Drop-In Replacement For Aldrich 115053: 4-Nitrophenethyl Bromide
Trace Halide Impurity Thresholds and Their Direct Impact on Downstream SN2 Coupling Yields
When scaling nucleophilic substitution reactions, trace halide impurities in your starting materials dictate reaction kinetics and final yield. For 4-Nitrophenethyl Bromide (CAS: 5339-26-4), chloride crossover from incomplete bromination or hydrolysis during aqueous workup is the primary culprit for SN2 coupling failures.
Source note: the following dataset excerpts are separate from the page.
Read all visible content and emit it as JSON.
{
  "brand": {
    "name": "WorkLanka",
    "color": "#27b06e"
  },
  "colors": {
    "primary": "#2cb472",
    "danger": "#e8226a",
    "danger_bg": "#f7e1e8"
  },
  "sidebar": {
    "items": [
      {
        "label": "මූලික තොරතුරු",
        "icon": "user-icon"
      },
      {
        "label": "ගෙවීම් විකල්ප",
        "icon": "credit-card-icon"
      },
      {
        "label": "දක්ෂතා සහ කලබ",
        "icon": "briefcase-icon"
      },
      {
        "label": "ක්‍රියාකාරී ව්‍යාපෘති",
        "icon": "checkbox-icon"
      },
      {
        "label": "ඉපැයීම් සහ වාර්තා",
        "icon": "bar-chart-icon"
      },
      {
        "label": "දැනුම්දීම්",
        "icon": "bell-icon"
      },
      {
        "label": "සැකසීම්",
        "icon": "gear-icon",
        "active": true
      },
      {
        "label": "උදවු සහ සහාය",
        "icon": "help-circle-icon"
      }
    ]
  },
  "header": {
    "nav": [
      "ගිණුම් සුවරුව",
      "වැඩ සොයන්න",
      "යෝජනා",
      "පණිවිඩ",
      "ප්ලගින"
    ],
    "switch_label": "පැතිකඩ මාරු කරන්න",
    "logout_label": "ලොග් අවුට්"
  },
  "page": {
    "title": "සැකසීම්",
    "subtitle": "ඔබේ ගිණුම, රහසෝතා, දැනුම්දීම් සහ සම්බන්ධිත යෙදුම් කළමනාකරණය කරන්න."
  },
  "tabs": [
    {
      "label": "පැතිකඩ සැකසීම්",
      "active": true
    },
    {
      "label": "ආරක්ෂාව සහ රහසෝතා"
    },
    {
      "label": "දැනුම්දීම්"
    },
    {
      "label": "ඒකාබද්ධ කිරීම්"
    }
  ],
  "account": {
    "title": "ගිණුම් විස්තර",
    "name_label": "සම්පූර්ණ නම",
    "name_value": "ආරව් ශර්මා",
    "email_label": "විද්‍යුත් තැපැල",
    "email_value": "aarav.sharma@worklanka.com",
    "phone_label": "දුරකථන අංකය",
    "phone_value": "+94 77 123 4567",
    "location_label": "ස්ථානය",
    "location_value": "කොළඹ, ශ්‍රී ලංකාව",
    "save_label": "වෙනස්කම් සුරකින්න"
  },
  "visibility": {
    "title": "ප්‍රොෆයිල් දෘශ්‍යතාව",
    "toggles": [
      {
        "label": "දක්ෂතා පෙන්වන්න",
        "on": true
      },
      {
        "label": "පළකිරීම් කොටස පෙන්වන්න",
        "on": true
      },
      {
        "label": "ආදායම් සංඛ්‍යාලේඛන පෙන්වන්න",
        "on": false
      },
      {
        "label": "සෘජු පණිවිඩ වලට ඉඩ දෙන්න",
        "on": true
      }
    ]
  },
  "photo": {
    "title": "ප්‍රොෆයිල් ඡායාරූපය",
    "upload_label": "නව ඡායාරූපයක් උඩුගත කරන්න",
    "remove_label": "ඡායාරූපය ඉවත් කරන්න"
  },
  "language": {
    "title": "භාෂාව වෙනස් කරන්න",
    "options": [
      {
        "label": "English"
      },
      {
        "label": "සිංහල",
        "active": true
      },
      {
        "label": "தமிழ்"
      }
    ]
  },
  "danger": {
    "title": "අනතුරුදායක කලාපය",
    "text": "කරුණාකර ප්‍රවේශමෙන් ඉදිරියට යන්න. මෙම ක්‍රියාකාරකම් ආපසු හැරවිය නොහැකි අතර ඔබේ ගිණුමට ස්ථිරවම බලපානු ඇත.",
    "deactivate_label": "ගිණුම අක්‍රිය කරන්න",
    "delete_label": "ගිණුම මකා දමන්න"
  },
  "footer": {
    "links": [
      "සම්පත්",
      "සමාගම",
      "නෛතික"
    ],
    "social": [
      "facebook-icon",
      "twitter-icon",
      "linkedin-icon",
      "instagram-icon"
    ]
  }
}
Even 0.3% chloride contamination can shift the reaction equilibrium, reducing alkylation yields by 15-20% and forcing extended chromatographic purification. Our manufacturing process strictly controls the bromination stoichiometry to minimize halide crossover. We also monitor for structural isomers like 1-(2-bromoethyl)-4-nitrobenzene that can co-elute during standard HPLC runs if the mobile phase gradient is not optimized. Field data from our process engineering team shows that maintaining halide impurity thresholds below 0.2% ensures predictable second-order kinetics in amine alkylation and thioether formation. Procurement teams transitioning from lab-scale reagents to bulk supply must verify that the supplier’s analytical method specifically targets chloride and iodide cross-contamination, rather than relying solely on overall assay percentages.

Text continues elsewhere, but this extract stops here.